I believe that as a direct result of such events, the lives of Muslims living in the West have become difficult, as we are all tainted with the same brush – regardless of whether we are moderate, traditional or fundamentalist believers in Islam, or, perhaps just only Muslim by name.  Every one of us now seem to get labelled, and perhaps even more importantly, treated, as potential terrorists as soon as our religious identity becomes known.  My plea to greater society would be to understand that the vastly overwhelming majority of Muslims only want to live a happy, prosperous and successful life, just like everybody else. 

Rumana Zuberi



Being a mother to my

three teen‑aged daughters

was no problem,

was no problem to me,

neither was there any

difficulty with the Creator

Who wanted it thus

to be.


Being a mother, a

Muslim mother

with three  grown‑up

girls to be,

created havoc

with all the others

all the well‑wishers

for me.


They resented and they shrank away

as far away as could be,

that, I did allow

my young daughters

to walk on their own ‑‑

on their own completely.


Yes, I did say

to my innocent daughters

that, you would

never be alone

on your own,

Allah the Guardian

would surely be

with you

forever and ever and ever


you be.

Shams Zaman



I was born in the UK but spend my early child hood in Karachi, Pakistan.  I was brought up as a Muslim and followed Islamic practices without giving much thought on what I practicing and why I was practicing.  For example;

Why was I reciting Quran in Arabic although I could understand and speak English and Urdu?

Why was alcohol forbidden?

Why wasn’t I allowed to eat pork?

Why I couldn’t play lottery?

Why I couldn’t take interest?

I couldn’t get much clarification from parents as they always said that Allah has asked us to do so.  As everyone was practicing religion every day and there was nothing to compare it with I just followed the faith blindly until I travelled to Utah USA. 

My first interaction with Christianity was when I met couple of Mormon students who shared apartment with me at Utah State University.  They tried converting me into Mormonism but when I sat down with them and discussed Islam they found it very similar to Christianity.  However, they had differences with Christianity which I couldn’t agree with as a Muslim. 

I then moved to UK and have been living here since 2003.  I have learned more about Islam in the West then in Pakistan as I couldn’t find examples to compare Islam with when I was in Pakistan. 

I also found the answers to my questions raised earlier:

1.  Quran should be read in the language that the reader understands for clarity of thoughts.

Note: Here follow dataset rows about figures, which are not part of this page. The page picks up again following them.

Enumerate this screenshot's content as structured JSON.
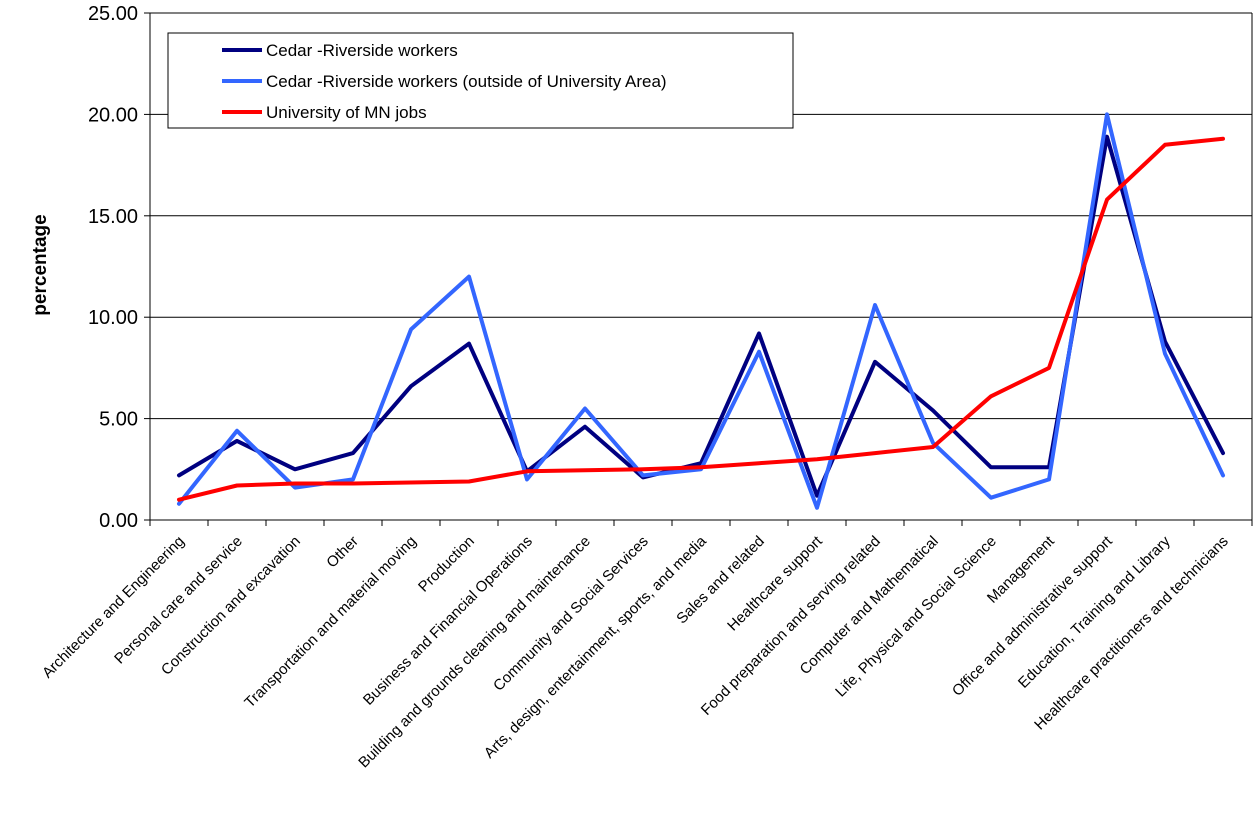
{
  "chart_data": {
    "type": "line",
    "title": "",
    "xlabel": "",
    "ylabel": "percentage",
    "ylim": [
      0,
      25
    ],
    "yticks": [
      "0.00",
      "5.00",
      "10.00",
      "15.00",
      "20.00",
      "25.00"
    ],
    "grid": "horizontal",
    "legend_position": "top-left",
    "categories": [
      "Architecture and Engineering",
      "Personal care and service",
      "Construction and excavation",
      "Other",
      "Transportation and material moving",
      "Production",
      "Business and Financial Operations",
      "Building and grounds cleaning and maintenance",
      "Community and Social Services",
      "Arts, design, entertainment, sports, and media",
      "Sales and related",
      "Healthcare support",
      "Food preparation and serving related",
      "Computer and Mathematical",
      "Life, Physical and Social Science",
      "Management",
      "Office and administrative support",
      "Education, Training and Library",
      "Healthcare practitioners and technicians"
    ],
    "series": [
      {
        "name": "Cedar -Riverside workers",
        "color": "#000080",
        "values": [
          2.2,
          3.9,
          2.5,
          3.3,
          6.6,
          8.7,
          2.4,
          4.6,
          2.1,
          2.8,
          9.2,
          1.2,
          7.8,
          5.4,
          2.6,
          2.6,
          18.9,
          8.8,
          3.3
        ]
      },
      {
        "name": "Cedar -Riverside workers (outside of University Area)",
        "color": "#3366ff",
        "values": [
          0.8,
          4.4,
          1.6,
          2.0,
          9.4,
          12.0,
          2.0,
          5.5,
          2.2,
          2.5,
          8.3,
          0.6,
          10.6,
          3.8,
          1.1,
          2.0,
          20.0,
          8.2,
          2.2
        ]
      },
      {
        "name": "University of MN jobs",
        "color": "#ff0000",
        "values": [
          1.0,
          1.7,
          1.8,
          1.8,
          1.85,
          1.9,
          2.4,
          2.45,
          2.5,
          2.6,
          2.8,
          3.0,
          3.3,
          3.6,
          6.1,
          7.5,
          15.8,
          18.5,
          18.8
        ]
      }
    ]
  }
}
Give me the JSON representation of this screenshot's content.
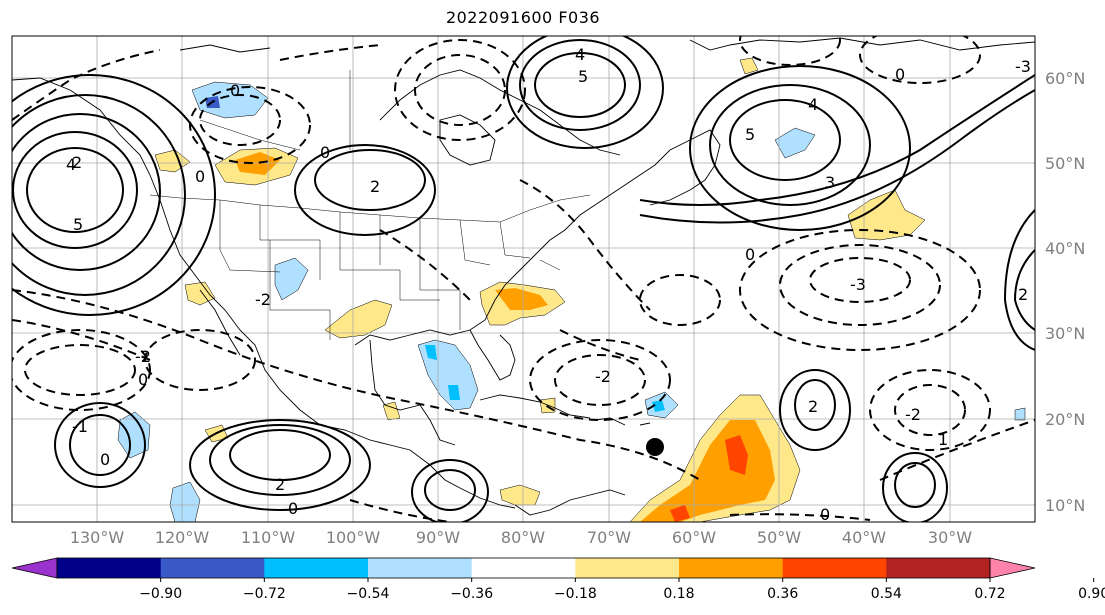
{
  "title": "2022091600 F036",
  "lon_labels": [
    "130°W",
    "120°W",
    "110°W",
    "100°W",
    "90°W",
    "80°W",
    "70°W",
    "60°W",
    "50°W",
    "40°W",
    "30°W"
  ],
  "lat_labels": [
    "60°N",
    "50°N",
    "40°N",
    "30°N",
    "20°N",
    "10°N"
  ],
  "contour_labels": [
    "0",
    "2",
    "3",
    "4",
    "5",
    "1",
    "-1",
    "-2",
    "-3",
    "4",
    "5",
    "3",
    "2",
    "1",
    "0",
    "-2",
    "0"
  ],
  "colorbar": {
    "tick_labels": [
      "−0.90",
      "−0.72",
      "−0.54",
      "−0.36",
      "−0.18",
      "0.18",
      "0.36",
      "0.54",
      "0.72",
      "0.90"
    ],
    "colors": [
      "#9a32cd",
      "#00008b",
      "#3a5bc7",
      "#00bfff",
      "#afe0ff",
      "#ffffff",
      "#ffe88a",
      "#ffa000",
      "#ff4500",
      "#b22222",
      "#ff82ab"
    ],
    "extend": "both"
  },
  "marker": "storm-center-marker"
}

2.  Alcohol is forbidden in Islam due to antisocial behaviour related to drinking and medical issues

3.  The fat contents in Pork can have detrimental effects on health

4.  Lottery has one winner and many losers, money invested is never returned

5.  Interest stops distribution of wealth evenly.

As an international student, challenges that I had to face to practice religion immediately after I left Pakistan was no provision of Halal food, interest based student loans, and no information about Islamic societies.  It wasn’t until I found a Mosque that most of my concerns were addressed.  I believe that universities should have a robust induction program for new students where close integration to Mosque or Islamic centre and Halal businesses should be included in the program.  The presence of Islamic societies and activities in the university will make new students welcome to their new environment.  Chaplaincy should have an integrating role for students with different religious backgrounds to work with commonalities and discuss the differences.  All faiths should be equally represented so students can understand other religions.